Voilà le langage de la critique, ainsi parle un écrivain maître de sa pensée et des ressources de son art. Lorsque Mme de Staël publiait en 1801 son livre de la Littérature, Alfieri vivait encore, et elle se souvenait des conversations qu’elle avait eues avec la comtesse d’Albany, en 1788, dans son hôtel de la rue de Bourgogne. à la bienveillance de l’intention, à un certain embarras du style, on devine aisément que, sans sacrifier ses sentimens littéraires, elle est heureuse de lui apporter un suffrage qui réjouira son cœur.
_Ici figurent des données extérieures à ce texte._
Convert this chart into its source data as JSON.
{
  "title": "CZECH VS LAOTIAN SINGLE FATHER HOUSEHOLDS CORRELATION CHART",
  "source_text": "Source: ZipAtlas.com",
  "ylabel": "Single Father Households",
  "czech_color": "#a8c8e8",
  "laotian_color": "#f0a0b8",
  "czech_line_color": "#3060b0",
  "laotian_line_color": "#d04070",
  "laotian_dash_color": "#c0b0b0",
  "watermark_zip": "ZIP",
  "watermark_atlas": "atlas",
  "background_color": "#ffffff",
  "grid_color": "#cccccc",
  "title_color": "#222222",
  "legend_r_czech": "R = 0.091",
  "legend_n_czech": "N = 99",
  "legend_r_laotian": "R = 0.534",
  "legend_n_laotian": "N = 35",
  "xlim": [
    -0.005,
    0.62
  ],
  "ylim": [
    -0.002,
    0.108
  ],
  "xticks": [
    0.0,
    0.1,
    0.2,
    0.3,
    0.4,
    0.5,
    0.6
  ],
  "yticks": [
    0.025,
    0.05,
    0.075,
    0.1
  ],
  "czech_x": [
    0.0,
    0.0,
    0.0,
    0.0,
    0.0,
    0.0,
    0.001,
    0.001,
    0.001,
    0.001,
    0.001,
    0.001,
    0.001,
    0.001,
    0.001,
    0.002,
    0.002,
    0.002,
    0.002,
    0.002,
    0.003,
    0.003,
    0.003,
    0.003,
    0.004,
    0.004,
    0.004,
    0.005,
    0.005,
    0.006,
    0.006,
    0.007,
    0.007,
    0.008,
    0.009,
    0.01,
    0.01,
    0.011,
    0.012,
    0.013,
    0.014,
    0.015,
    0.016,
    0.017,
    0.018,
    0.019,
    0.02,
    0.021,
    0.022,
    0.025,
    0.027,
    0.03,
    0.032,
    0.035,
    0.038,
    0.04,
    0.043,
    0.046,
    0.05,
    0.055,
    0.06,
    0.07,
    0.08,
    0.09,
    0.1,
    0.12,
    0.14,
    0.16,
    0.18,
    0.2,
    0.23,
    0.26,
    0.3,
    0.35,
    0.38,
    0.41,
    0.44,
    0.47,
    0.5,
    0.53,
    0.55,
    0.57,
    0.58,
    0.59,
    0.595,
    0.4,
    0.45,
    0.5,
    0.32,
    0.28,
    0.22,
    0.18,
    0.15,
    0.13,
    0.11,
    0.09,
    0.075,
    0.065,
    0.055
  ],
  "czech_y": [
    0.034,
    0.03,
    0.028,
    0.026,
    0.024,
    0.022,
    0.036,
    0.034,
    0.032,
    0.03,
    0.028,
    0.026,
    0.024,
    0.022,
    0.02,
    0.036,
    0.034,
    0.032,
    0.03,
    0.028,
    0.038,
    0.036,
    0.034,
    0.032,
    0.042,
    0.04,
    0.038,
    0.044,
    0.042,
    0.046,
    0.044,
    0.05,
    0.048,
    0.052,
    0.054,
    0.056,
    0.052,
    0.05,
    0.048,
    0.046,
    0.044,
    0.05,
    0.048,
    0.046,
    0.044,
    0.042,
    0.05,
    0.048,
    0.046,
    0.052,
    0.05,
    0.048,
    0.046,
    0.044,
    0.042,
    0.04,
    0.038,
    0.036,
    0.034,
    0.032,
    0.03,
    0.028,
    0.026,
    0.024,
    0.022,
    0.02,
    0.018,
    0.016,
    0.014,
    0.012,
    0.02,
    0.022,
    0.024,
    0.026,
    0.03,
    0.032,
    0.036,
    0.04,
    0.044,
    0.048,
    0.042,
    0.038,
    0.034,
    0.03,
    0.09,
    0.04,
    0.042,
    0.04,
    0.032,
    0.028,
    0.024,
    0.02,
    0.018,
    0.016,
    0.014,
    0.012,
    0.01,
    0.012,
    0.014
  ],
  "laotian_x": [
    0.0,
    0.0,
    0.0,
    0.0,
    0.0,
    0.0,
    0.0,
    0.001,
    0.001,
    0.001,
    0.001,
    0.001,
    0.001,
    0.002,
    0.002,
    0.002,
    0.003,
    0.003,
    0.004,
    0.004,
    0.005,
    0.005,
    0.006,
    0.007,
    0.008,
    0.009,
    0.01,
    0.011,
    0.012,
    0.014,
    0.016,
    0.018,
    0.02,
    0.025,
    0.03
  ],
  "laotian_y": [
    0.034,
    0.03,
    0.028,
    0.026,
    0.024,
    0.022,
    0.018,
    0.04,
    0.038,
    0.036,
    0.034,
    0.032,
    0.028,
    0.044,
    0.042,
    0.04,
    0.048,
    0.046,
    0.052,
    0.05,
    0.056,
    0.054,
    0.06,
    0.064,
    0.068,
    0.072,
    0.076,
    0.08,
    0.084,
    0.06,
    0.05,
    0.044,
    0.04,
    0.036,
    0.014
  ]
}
Mme de Staël n’est pas le seul écrivain de ce temps-là que la comtesse d’Albany ait intéressé à la gloire de son amant. Un grand nombre des hommes de lettres de l’époque fréquentait ses salons. Une lettre de Beaumarchais, publiée ici même pour la première fois[1], nous apprend qu’au mois de février 1791 l’auteur de Figaro lut son drame de la Mère coupable devant les hôtes de la comtesse. Qu’on nous permette de reproduire ce curieux billet, il appartient aussi à notre histoire. Le biographe de Beaumarchais l’a cité parce qu’il y trouve avec raison un résumé assez vif des qualités et des défauts de son style ; nous y découvrons aujourd’hui un intérêt d’un autre genre, et ce témoignage des relations de la comtesse d’Albany avec les principaux représentans des lettres françaises au moment de la révolution doit être mis particulièrement en lumière. Voici donc ce que Beaumarchais écrivait à la veuve de Charles-Edouard le 5 février 1791 :


« Paris, ce 5 février 1791.

« Madame la comtesse,

« Puisque vous voulez entendre absolument mon très sévère ouvrage, je ne puis pas m’y opposer ; mais faites une observation avec moi : quand je veux rire, c’est aux éclats ; s’il faut pleurer, c’est aux sanglots. Je n’y connais de milieu que l’ennui.

« Admettez donc qui vous voudrez à la lecture de mardi, mais écartez les cœurs usés, les âmes desséchées, qui prennent en pitié ces douleurs que nous trouvons si délicieuses. Ces gens-là ne sont bons qu’à parler révolution. Ayez quelques femmes sensibles, des hommes pour qui le cœur n’est pas une chimère, et puis pleurons à plein canal. Je vous promets ce douloureux plaisir, et suis avec respect, madame la comtesse, etc.,

« BEAUMARCHAIS. »


Beaumarchais, Mme de Staël, voilà des noms assez brillans parmi ces lettrés de la France à qui Mme d’Albany s’efforçait de rendre

  1. Voyez, dans la Revue du 15 novembre 1853, Beaumarchais pendant la révolution, par M. Louis de Loménie.